No, the reason I’m thankful for not having left Boston is because of the friends and family that I’m lucky enough to have. Immediately after the explosions went off I was bombarded with calls and texts ensuring my safety, both from close friends and acquaintances with whom I’ve fallen out of touch. It’s a very humbling thing to see that many people hoping that you’re safe.
The truth is, I live on the marathon route. Not by the finish line, which is more of a business district, but a little bit of the way up the route, maybe by about a mile or so. There’s a good chance that if I hadn’t gone back inside my apartment to try and get some work accomplished, I would have seen some of the runners who were going by at the time of the explosions—folks like Demi Clark, a public relations professional in the NASCAR world, and 78-year-old Bill Iffrig, the old man knocked down by the blast who said he “doesn’t have much use for (terrorists).”

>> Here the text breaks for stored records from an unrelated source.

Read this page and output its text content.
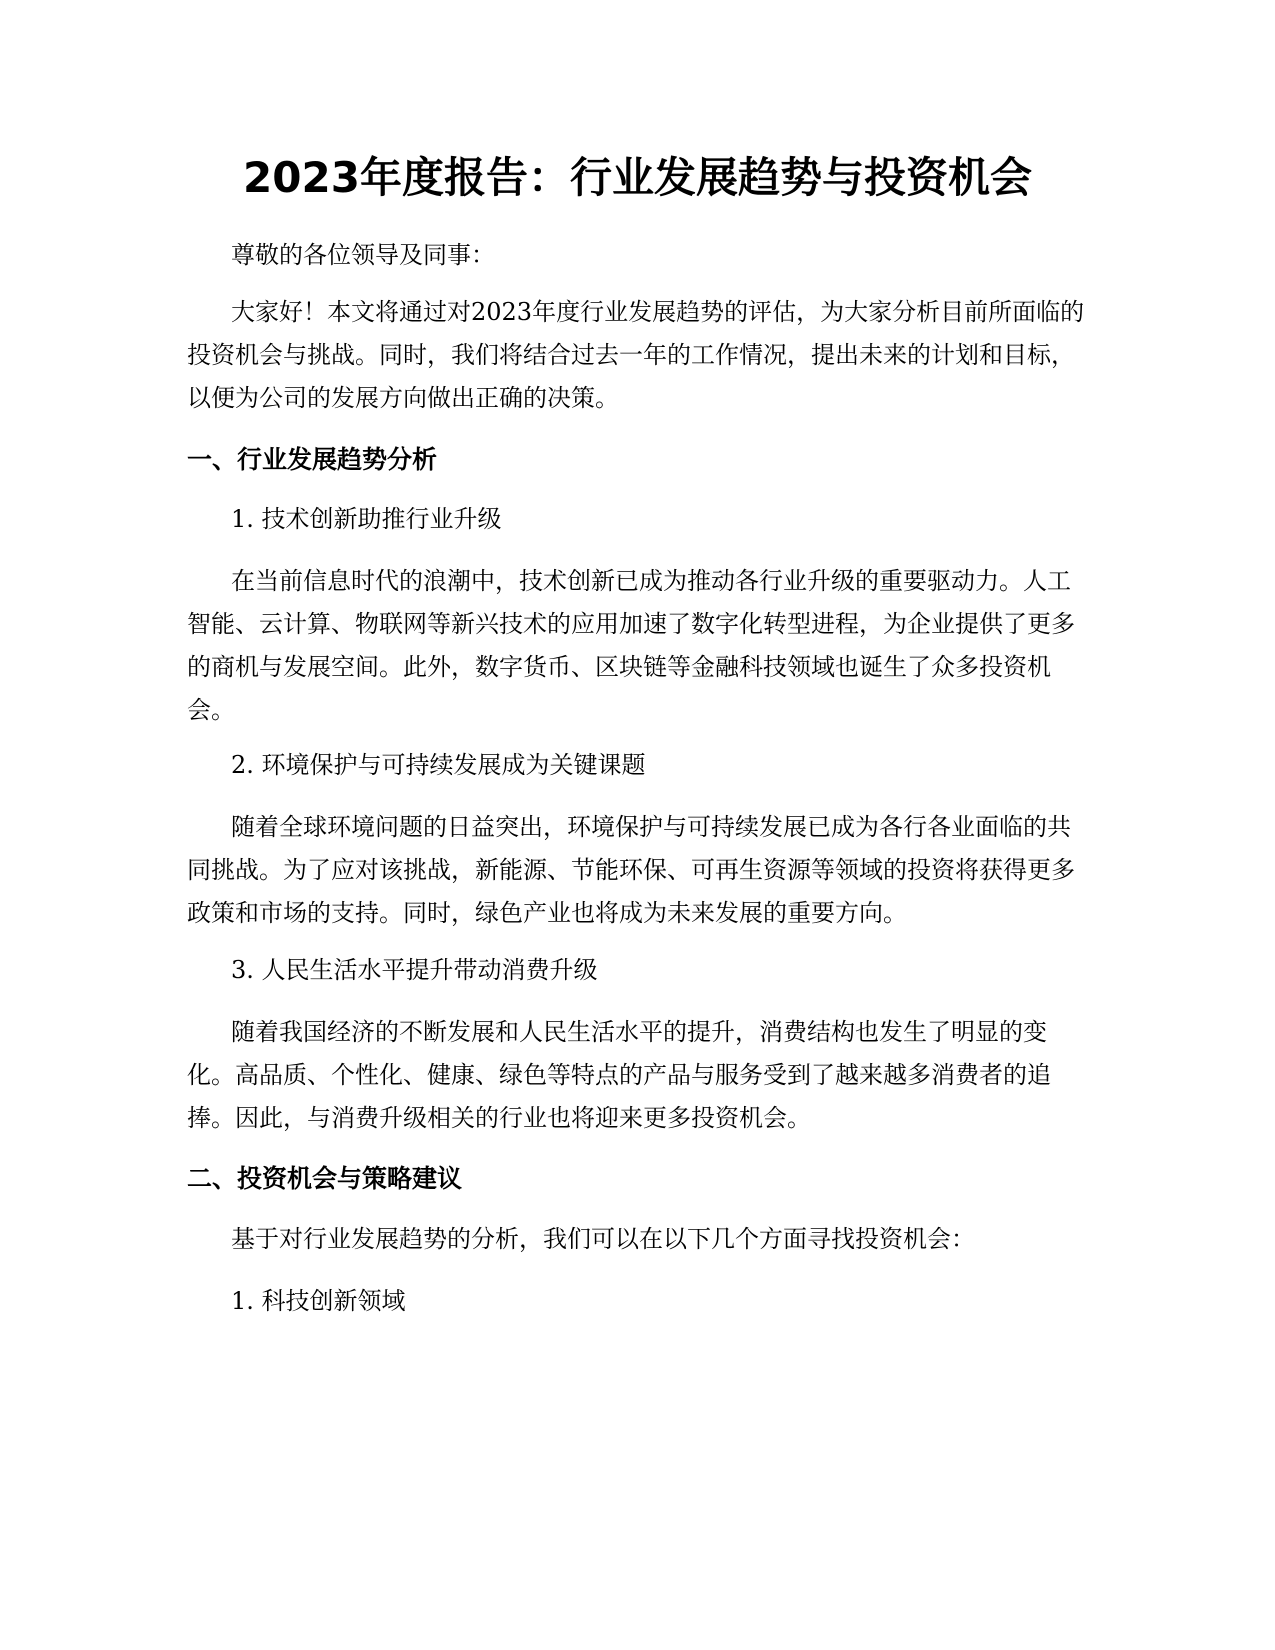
2023年度报告：行业发展趋势与投资机会

尊敬的各位领导及同事：

大家好！本文将通过对2023年度行业发展趋势的评估，为大家分析目前所面临的投资机会与挑战。同时，我们将结合过去一年的工作情况，提出未来的计划和目标，以便为公司的发展方向做出正确的决策。

一、行业发展趋势分析

1. 技术创新助推行业升级

在当前信息时代的浪潮中，技术创新已成为推动各行业升级的重要驱动力。人工智能、云计算、物联网等新兴技术的应用加速了数字化转型进程，为企业提供了更多的商机与发展空间。此外，数字货币、区块链等金融科技领域也诞生了众多投资机会。

2. 环境保护与可持续发展成为关键课题

随着全球环境问题的日益突出，环境保护与可持续发展已成为各行各业面临的共同挑战。为了应对该挑战，新能源、节能环保、可再生资源等领域的投资将获得更多政策和市场的支持。同时，绿色产业也将成为未来发展的重要方向。

3. 人民生活水平提升带动消费升级

随着我国经济的不断发展和人民生活水平的提升，消费结构也发生了明显的变化。高品质、个性化、健康、绿色等特点的产品与服务受到了越来越多消费者的追捧。因此，与消费升级相关的行业也将迎来更多投资机会。

二、投资机会与策略建议

基于对行业发展趋势的分析，我们可以在以下几个方面寻找投资机会：

1. 科技创新领域
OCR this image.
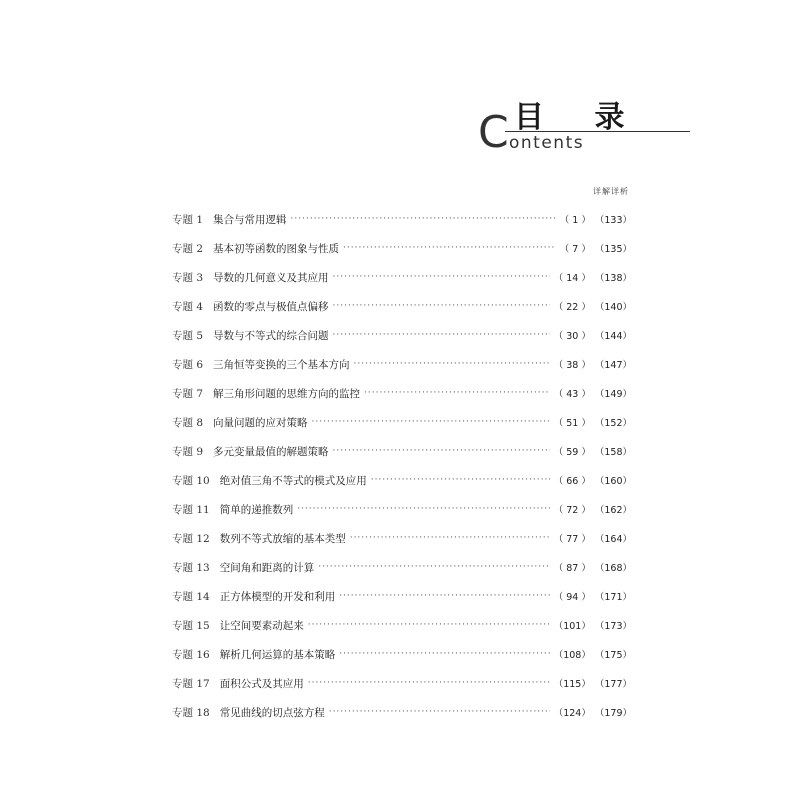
目 录
C ontents
详解详析
专题 1 集合与常用逻辑 ·····	（ 1 ） （133）
专题 2 基本初等函数的图象与性质 ·····	（ 7 ） （135）
专题 3 导数的几何意义及其应用 ·····	（ 14 ） （138）
专题 4 函数的零点与极值点偏移 ·····	（ 22 ） （140）
专题 5 导数与不等式的综合问题 ·····	（ 30 ） （144）
专题 6 三角恒等变换的三个基本方向 ·····	（ 38 ） （147）
专题 7 解三角形问题的思维方向的监控 ·····	（ 43 ） （149）
专题 8 向量问题的应对策略 ·····	（ 51 ） （152）
专题 9 多元变量最值的解题策略 ·····	（ 59 ） （158）
专题 10 绝对值三角不等式的模式及应用 ·····	（ 66 ） （160）
专题 11 简单的递推数列 ·····	（ 72 ） （162）
专题 12 数列不等式放缩的基本类型 ·····	（ 77 ） （164）
专题 13 空间角和距离的计算 ·····	（ 87 ） （168）
专题 14 正方体模型的开发和利用 ·····	（ 94 ） （171）
专题 15 让空间要素动起来 ·····	（101） （173）
专题 16 解析几何运算的基本策略 ·····	（108） （175）
专题 17 面积公式及其应用 ·····	（115） （177）
专题 18 常见曲线的切点弦方程 ·····	（124） （179）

But, lucky me, I went back in. I didn’t notice anything. In fact, I was lucky enough that my area was relatively undisturbed.

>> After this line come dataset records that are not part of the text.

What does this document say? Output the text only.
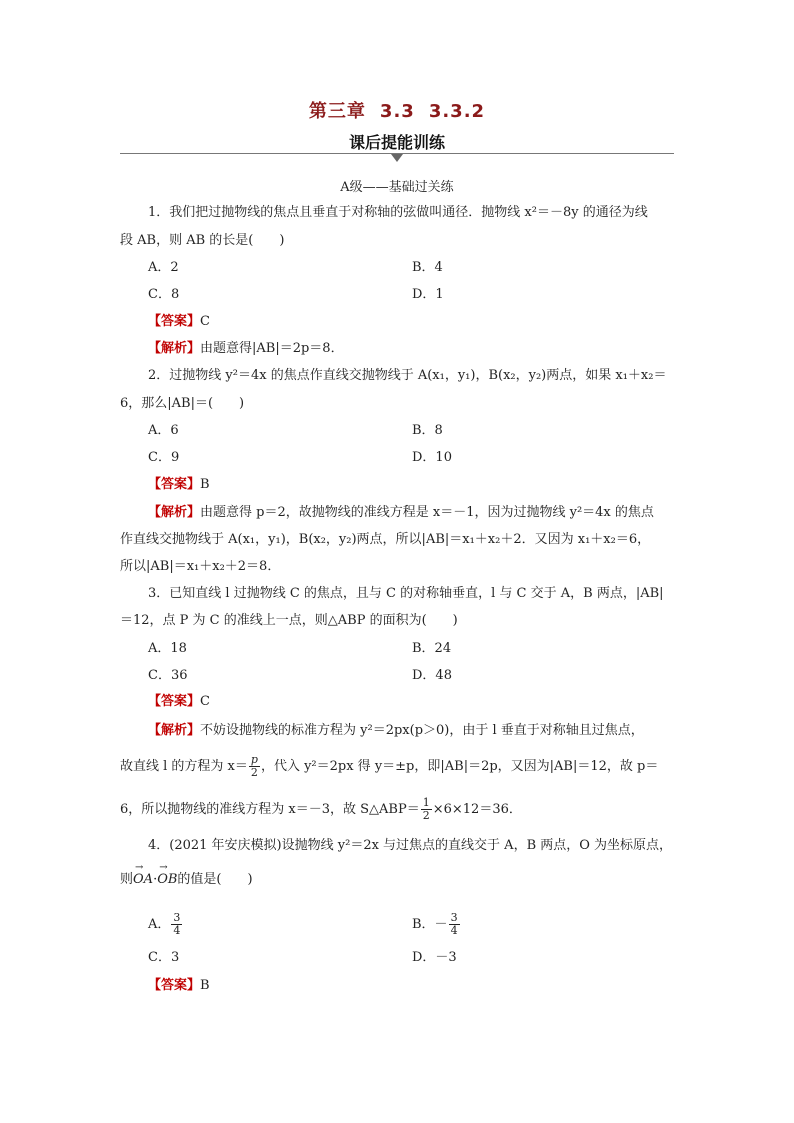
第三章 3.3 3.3.2
课后提能训练
A级——基础过关练
1．我们把过抛物线的焦点且垂直于对称轴的弦做叫通径．抛物线 x²＝－8y 的通径为线
段 AB，则 AB 的长是(　　)
A．2	B．4
C．8	D．1
【答案】C
【解析】由题意得|AB|＝2p＝8．
2．过抛物线 y²＝4x 的焦点作直线交抛物线于 A(x₁，y₁)，B(x₂，y₂)两点，如果 x₁＋x₂＝
6，那么|AB|＝(　　)
A．6	B．8
C．9	D．10
【答案】B
【解析】由题意得 p＝2，故抛物线的准线方程是 x＝－1，因为过抛物线 y²＝4x 的焦点
作直线交抛物线于 A(x₁，y₁)，B(x₂，y₂)两点，所以|AB|＝x₁＋x₂＋2．又因为 x₁＋x₂＝6，
所以|AB|＝x₁＋x₂＋2＝8．
3．已知直线 l 过抛物线 C 的焦点，且与 C 的对称轴垂直，l 与 C 交于 A，B 两点，|AB|
＝12，点 P 为 C 的准线上一点，则△ABP 的面积为(　　)
A．18	B．24
C．36	D．48
【答案】C
【解析】不妨设抛物线的标准方程为 y²＝2px(p＞0)，由于 l 垂直于对称轴且过焦点，
故直线 l 的方程为 $x= \frac{p}{2}$ ，代入 y²＝2px 得 y＝±p，即|AB|＝2p，又因为|AB|＝12，故 p＝
6，所以抛物线的准线方程为 x＝－3，故 S△ABP＝ $\frac{1}{2} \times 6\times 12=36$．
4．(2021 年安庆模拟)设抛物线 y²＝2x 与过焦点的直线交于 A，B 两点，O 为坐标原点，
则→ OA·→ OB的值是(　　)
A． $\frac{3}{4}$	B．－ $\frac{3}{4}$
C．3	D．－3
【答案】B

There were scary moments, though. The initial press, hours of trying to both check in on friends and notify family members that I was fine despite the lack of cellular service. Staying indoors as the police performed a sweep of the city. Initially hearing that one of your best friends may have been near the explosion site if not for running late for work. They’re all awful, gut-wrenching events, leading to feelings of uneasiness and insecurity.

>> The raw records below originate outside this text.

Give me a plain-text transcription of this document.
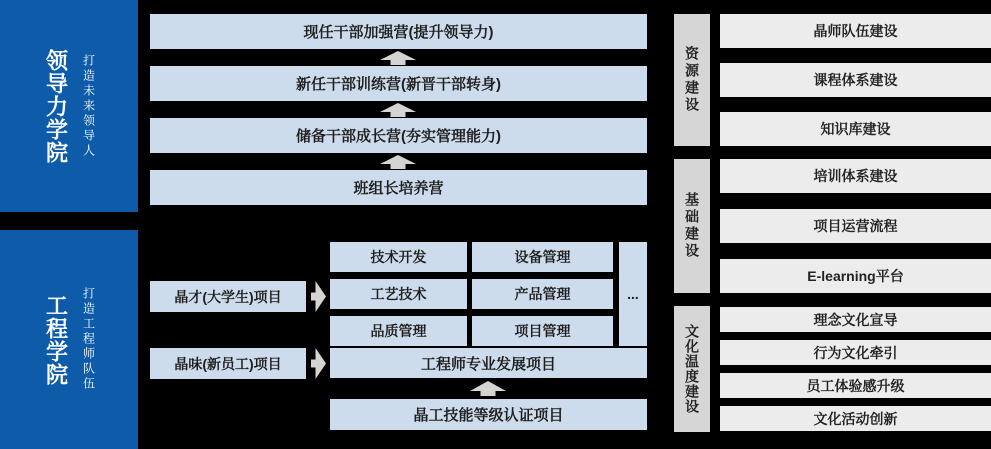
领导力学院 打造未来领导人
工程学院 打造工程师队伍
现任干部加强营(提升领导力)
新任干部训练营(新晋干部转身)
储备干部成长营(夯实管理能力)
班组长培养营
晶才(大学生)项目
晶味(新员工)项目
技术开发	设备管理
工艺技术	产品管理
品质管理	项目管理
...
工程师专业发展项目
晶工技能等级认证项目
资源建设
晶师队伍建设
课程体系建设
知识库建设
基础建设
培训体系建设
项目运营流程
E-learning平台
文化温度建设
理念文化宣导
行为文化牵引
员工体验感升级
文化活动创新
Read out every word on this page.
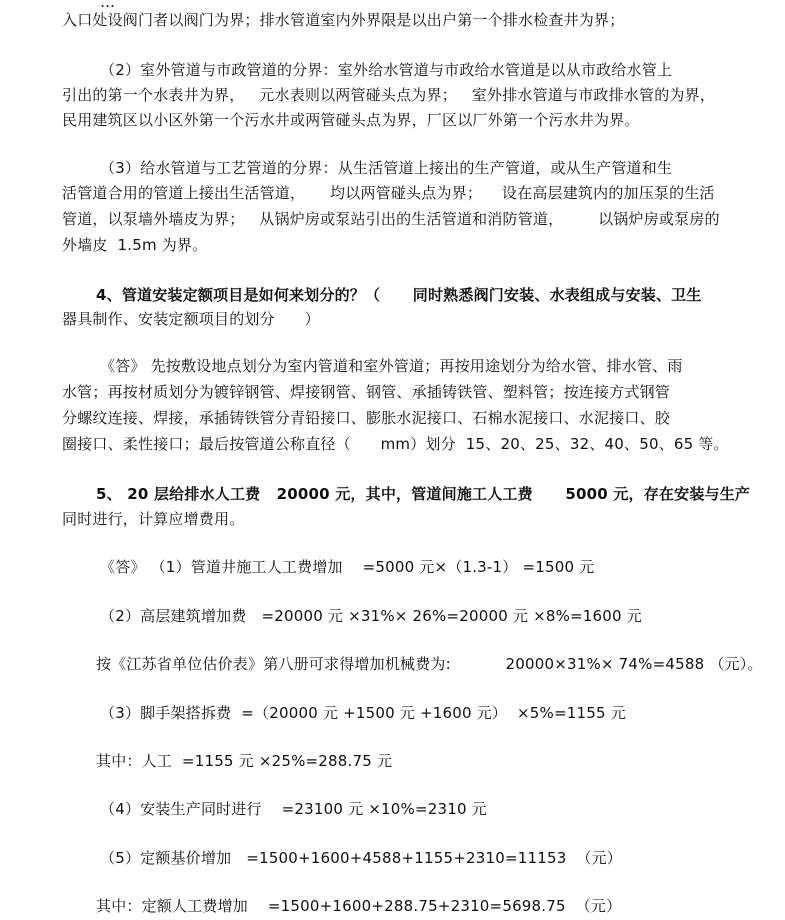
…
入口处设阀门者以阀门为界；排水管道室内外界限是以出户第一个排水检查井为界；
（2）室外管道与市政管道的分界：室外给水管道与市政给水管道是以从市政给水管上
引出的第一个水表井为界，   元水表则以两管碰头点为界；   室外排水管道与市政排水管的为界，
民用建筑区以小区外第一个污水井或两管碰头点为界，厂区以厂外第一个污水井为界。
（3）给水管道与工艺管道的分界：从生活管道上接出的生产管道，或从生产管道和生
活管道合用的管道上接出生活管道，     均以两管碰头点为界；    设在高层建筑内的加压泵的生活
管道，以泵墙外墙皮为界；   从锅炉房或泵站引出的生活管道和消防管道，       以锅炉房或泵房的
外墙皮  1.5m 为界。
4、管道安装定额项目是如何来划分的？（      同时熟悉阀门安装、水表组成与安装、卫生
器具制作、安装定额项目的划分      ）
《答》 先按敷设地点划分为室内管道和室外管道；再按用途划分为给水管、排水管、雨
水管；再按材质划分为镀锌钢管、焊接钢管、钢管、承插铸铁管、塑料管；按连接方式钢管
分螺纹连接、焊接，承插铸铁管分青铅接口、膨胀水泥接口、石棉水泥接口、水泥接口、胶
圈接口、柔性接口；最后按管道公称直径（      mm）划分  15、20、25、32、40、50、65 等。
5、 20 层给排水人工费   20000 元，其中，管道间施工人工费      5000 元，存在安装与生产
同时进行，计算应增费用。
《答》 （1）管道井施工人工费增加    =5000 元×（1.3-1） =1500 元
（2）高层建筑增加费   =20000 元 ×31%× 26%=20000 元 ×8%=1600 元
按《江苏省单位估价表》第八册可求得增加机械费为:           20000×31%× 74%=4588 （元）。
（3）脚手架搭拆费  =（20000 元 +1500 元 +1600 元）  ×5%=1155 元
其中：人工  =1155 元 ×25%=288.75 元
（4）安装生产同时进行    =23100 元 ×10%=2310 元
（5）定额基价增加   =1500+1600+4588+1155+2310=11153  （元）
其中：定额人工费增加    =1500+1600+288.75+2310=5698.75  （元）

The natural process of mourning and grief begins. For a while, you start wondering “what if.” The closest I came to somebody affected by this tragedy was the cousin of a friend of my girlfriend, but she lost both legs in one of the blasts. That’s heavy as hell, man. It’s crazy. It’s unfathomable for a (relatively) healthy person like me to even try to comprehend. This poor girl is going to go through the rest of her life like that. I have had discussions with friends and family about whether or not I should still go to Brazil, if it’s worth it right now. A few have asked me not to go.
Then you start hearing about the outpouring of support. Runners continuing to Mass General Hospital to donate blood. A Google document with thousands of people offering temporary lodging to those displaced. Multiple sporting events with moments of silence in tribute.
All of that is beautiful.
And all that positivity makes you realize something. It’s not about “what if.” It never is. If we all lived our lives by “what if” all the damn time, we wouldn’t be living our lives for anything. We’d all be sheltered inside of our homes, glued to the television, watching the news, never moving out of fear, every minute of every hour of every day. That’s what unchecked negativity, all that “what if,” does to a person. That’s what the people who commit crimes like this want. They want you to be afraid.
Right now I have not made my decision on whether or not to still go. A significant amount of people are still wary of the concept, citing everything from the likely backup on air travel in Boston to a more general pervasive fear. I am truly blessed to have the understanding and full support of my family, friends, and employers on whatever I choose to do. I am truly fortunate and lucky to have surrounded myself with people who blur the line between the three. All of you out there—and I’m sure many of you are reading—are loved and appreciated.
But at my most pessimistic moment, the darkest hour of the darkest day I’ve ever spent in my beautiful city, I did something highly unexpected: I fell asleep. Thanks to my exhaustion, for about an hour, I was free of the negativity, the sadness, the frustration that came with the horrific atrocities we saw today. And when I woke up, I was refreshed. I am now many times more resolute in my will to go—not out of fear for travel, but out of guilt and angst over leaving my city, my friends, those who care about me.
To those who responded to today’s events, bless your courage and integrity.
To those who caused them, you picked the wrong city to mess with.
And to those who are scared right now, walk unafraid.